To launch Fruit Routes there was a harvest-time artist residency. The first days on site were spent harvesting existing fruit trees and foraging across campus, pressing apples and cleaning out the LAGS (Landscaping and Gardening Society) Shed.

At Freshers Fair we set up a stall using the beautifully crafted Eat Your Campus bike trailer and the Jeux des Pommes. Our stall was sandwiched between the boy scouts and the boy racers underneath two loaded apple trees!  New Students were introduced to the project and took part in games and activities relating to …you guessed it..local fruit.

An interactive fruit juiice installation was created in The Shed. People were invited to take a seat and taste, share, eat and drink fruit and plants harvested on the campus as well as contribute their ideas to the project and share knowledge on a map of the campus fruit trees.  A big hit were the fruit leathers and the elderflower, rosehip, gingko, nettle and limeflower teas.
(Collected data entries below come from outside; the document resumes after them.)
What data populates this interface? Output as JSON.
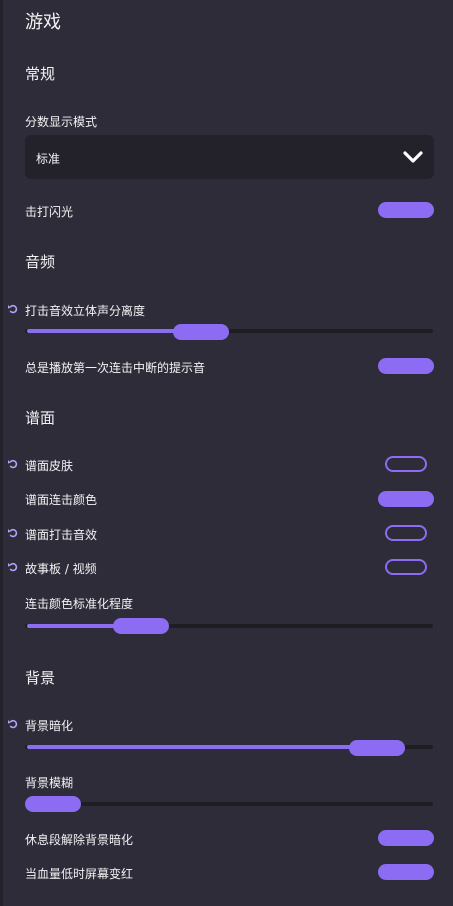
{
  "title": "游戏",
  "sections": {
    "general": "常规",
    "audio": "音频",
    "beatmap": "谱面",
    "background": "背景"
  },
  "general": {
    "score_display_label": "分数显示模式",
    "score_display_value": "标准",
    "hit_lighting_label": "击打闪光",
    "hit_lighting_on": true
  },
  "audio": {
    "stereo_label": "打击音效立体声分离度",
    "stereo_value": 0.42,
    "combo_break_label": "总是播放第一次连击中断的提示音",
    "combo_break_on": true
  },
  "beatmap": {
    "skins_label": "谱面皮肤",
    "skins_on": false,
    "colours_label": "谱面连击颜色",
    "colours_on": true,
    "hitsounds_label": "谱面打击音效",
    "hitsounds_on": false,
    "storyboard_label": "故事板 / 视频",
    "storyboard_on": false,
    "normalisation_label": "连击颜色标准化程度",
    "normalisation_value": 0.25
  },
  "background": {
    "dim_label": "背景暗化",
    "dim_value": 0.92,
    "blur_label": "背景模糊",
    "blur_value": 0.0,
    "break_dim_label": "休息段解除背景暗化",
    "break_dim_on": true,
    "low_health_label": "当血量低时屏幕变红",
    "low_health_on": true
  },
  "colors": {
    "accent": "#8b6cf2",
    "panel": "#2e2c38",
    "track": "#1e1d24"
  },
  "icons": {
    "revert": "revert-icon",
    "chevron": "chevron-down-icon"
  }
}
A daily walk and talk along the first Fruit Route took place on three days attended by a mix of local people of all ages, university staff and students.  We identified and discussed some of the wild and edible plants growing along the first fruit route and visualized where the new planting of a wide variety of fruit, nuts and berries would be.  The talk was punctuated with thoughts and open questions about the artistic, political and ecological context for the route.

Each day, apples and pears harvested on the campus were secretly distributed to unusual locations all over campus and beyond by the Fruit Routes projects bike trailer and project team for people to eat, share, offer to others or text us about (see Lost and Found https://drive.google.com/drive/u/0/folders/19TVtukVAylOTDb6q13V3uBrTpXRupSPV

On Monday we hosted an event and discussion which focused on the relationship between artist and forager and artist as forager with Gillian Whiteley (Loughborough School of the Arts) Anne-Marie Culhane, Bob Levene (artist from Sheffield) and Paul Conneally (artist from Lougborough). We offered an open foraging task across campus. Objects and thoughts they brought back with them were then used to mediate a discussion which roved across many fields including intentionality, attention, solitude, sharing, gifting, cultural foraging and personal histories.

On Tuesday Paul Paine from Ecoworks in Nottingham gave an inspiring talk about cider and fruit wine making . We then got to taste his delicious quince wine and cider as well as sampling some locally produced homebrewed cider donated by small scale producers in Quorn.  We also gave a talk to people who were interested in making fruit seasonal syrups and cordials including elderberry, rosehip, sloe and blackberry.

Wednesday evening the launch event was rounded up by Flora + Fauna Feast.  Each guest, people who had been helping during the week, were invited to come along representing another member of the wild community who would be part of the Fruit Routes. The food and drink was locally sourced and foraged. The event was attended by a woodlouse, a bumble bee, mycorrhizal fungi, two ladybirds, a herring !, a lion!, a fly, a pipistrelle bat and the promise of spring. The evening was a weave of shared stories, songs, dance, sounds and objects representing and celebrating some of the many other beings who will inhabit the Fruit Routes.